A third-party cookie, by contrast, comes from a different domain than the one you’re visiting. Advertisers use it to track user behavior across different websites for targeted advertising. The controversy behind third-party cookies is due to data privacy concerns and suspicions regarding their use. For example, third parties commonly sell the information in these cookies to other businesses without the users’ permission.
The Cookieless Future is not cookieless in the literal sense, as it does away with only third-party cookies. Google has announced its intentions to remove third-party cookie support from its Chrome web browser, a change that will likely occur around 2024. The decision is one in a line of user privacy trends we’ve seen in the past few years. Apple’s iOS, for instance, has given more agency to its users regarding third-party data usage.
Because so much digital marketing relies on those cookies, marketing teams and businesses need to take note and prepare accordingly. Google is also interested in protecting user privacy while still enabling effective advertising online and encourages alternative strategies that we’ll discuss later.
It’s not over for online advertising and tailored experiences, but businesses must work with new tools and strategies while keeping data privacy in mind. Some likely consequences of the Cookieless Future include the following.
- Advertising strategies that use third-party cookies will no longer be profitable. Marketers need to turn to new strategies lest they risk falling behind and risking their businesses on short-notice tactics that are unlikely to succeed.
- Those new strategies must have user privacy in mind. For instance, data usage must be opt-in whenever possible rather than automatic.
- Predictive modeling tools powered by artificial intelligence will rise in popularity to fill the gap caused by the Cookieless Future.
- The industry needs to think about obtaining consent from users. Transparency regarding how it uses personal data is critical here.
Of course, first-party cookies will continue to pull their weight for the customer experience in the future.
The Cookieless Future is thankfully easy to navigate through. The best course of action is to change your privacy policy to adapt to these new conditions. Be transparent and use clear language to define your obligations as a company regarding the collection and use of visitor data.
Look for alternate methods to get the information you need for personalized customer experiences.
- First-party cookies: as stated, help you glean insights directly from users as long as everything happens within your own domain. Collect information like the types of pages a visitor clicks on and the browser and device the visitor uses, among others. It’s a win-win for both sides since you get valuable marketing insights and the visitors get a more convenient and tailored browsing experience.
- Identifiers:—which include advertising IDs, IP addresses, and MAC addresses—link visitors to a specific identity. Cookies are not the only tools that can function this way.
- Contextual advertising: offers a privacy-friendly way to deliver relevant advertisements to your users by looking at the content of the page and choosing ads accordingly. For instance, a blog post about home remodeling might have banner ads for kitchen appliance brands. Contextual targeting once took a backseat to third-party cookies but is now heading into the limelight again.

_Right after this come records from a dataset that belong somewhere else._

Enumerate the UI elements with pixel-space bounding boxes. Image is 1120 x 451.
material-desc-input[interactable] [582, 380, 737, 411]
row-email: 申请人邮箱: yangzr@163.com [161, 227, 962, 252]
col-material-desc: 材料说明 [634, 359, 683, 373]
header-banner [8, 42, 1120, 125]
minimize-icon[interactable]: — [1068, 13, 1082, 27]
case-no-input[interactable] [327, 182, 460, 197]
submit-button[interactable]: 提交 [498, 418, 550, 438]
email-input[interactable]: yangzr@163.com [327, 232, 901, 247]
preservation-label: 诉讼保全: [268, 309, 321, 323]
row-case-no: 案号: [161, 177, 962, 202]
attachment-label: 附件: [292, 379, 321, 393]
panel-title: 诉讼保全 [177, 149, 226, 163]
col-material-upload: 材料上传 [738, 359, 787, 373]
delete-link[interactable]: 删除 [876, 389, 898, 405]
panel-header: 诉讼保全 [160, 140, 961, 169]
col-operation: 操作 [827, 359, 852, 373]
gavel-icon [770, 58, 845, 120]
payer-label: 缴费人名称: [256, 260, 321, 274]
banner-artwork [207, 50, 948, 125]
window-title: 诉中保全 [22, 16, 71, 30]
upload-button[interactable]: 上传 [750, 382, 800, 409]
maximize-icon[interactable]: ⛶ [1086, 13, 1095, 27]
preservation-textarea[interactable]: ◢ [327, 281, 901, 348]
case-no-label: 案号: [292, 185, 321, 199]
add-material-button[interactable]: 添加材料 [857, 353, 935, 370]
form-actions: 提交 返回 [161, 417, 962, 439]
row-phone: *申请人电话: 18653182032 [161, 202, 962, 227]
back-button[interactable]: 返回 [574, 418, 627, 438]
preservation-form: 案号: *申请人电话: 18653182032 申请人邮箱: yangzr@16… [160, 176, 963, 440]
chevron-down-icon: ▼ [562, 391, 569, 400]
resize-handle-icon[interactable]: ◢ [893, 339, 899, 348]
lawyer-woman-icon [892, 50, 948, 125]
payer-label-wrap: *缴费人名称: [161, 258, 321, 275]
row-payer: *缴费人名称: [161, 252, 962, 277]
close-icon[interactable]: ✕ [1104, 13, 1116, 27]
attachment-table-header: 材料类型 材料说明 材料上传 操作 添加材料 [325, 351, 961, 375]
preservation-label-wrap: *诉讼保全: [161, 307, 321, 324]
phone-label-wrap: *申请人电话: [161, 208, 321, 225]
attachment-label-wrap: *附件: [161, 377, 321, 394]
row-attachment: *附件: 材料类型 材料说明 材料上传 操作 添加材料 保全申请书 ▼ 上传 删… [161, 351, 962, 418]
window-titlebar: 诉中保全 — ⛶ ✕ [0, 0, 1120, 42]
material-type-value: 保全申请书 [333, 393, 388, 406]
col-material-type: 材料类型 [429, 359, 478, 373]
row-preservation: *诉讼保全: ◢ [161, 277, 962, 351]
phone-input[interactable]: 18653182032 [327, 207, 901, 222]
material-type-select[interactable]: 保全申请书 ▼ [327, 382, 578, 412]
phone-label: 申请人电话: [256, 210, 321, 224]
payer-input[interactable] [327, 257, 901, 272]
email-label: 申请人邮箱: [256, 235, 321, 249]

- Cohort marketing: identifies groups of people based on similar interests or motivations. Google recommends this approach through its Google Topics initiative, which uses the browser to track the general topics of the pages a user visits online. Topics replaced the previous iteration of the program known as Federated Learning of Cohorts (FLoC).
Cohort marketing is a form of customer segmentation that allows businesses to target entire groups of individuals. It’s important to consider your target audience when targeting them to ensure both relevance and interest.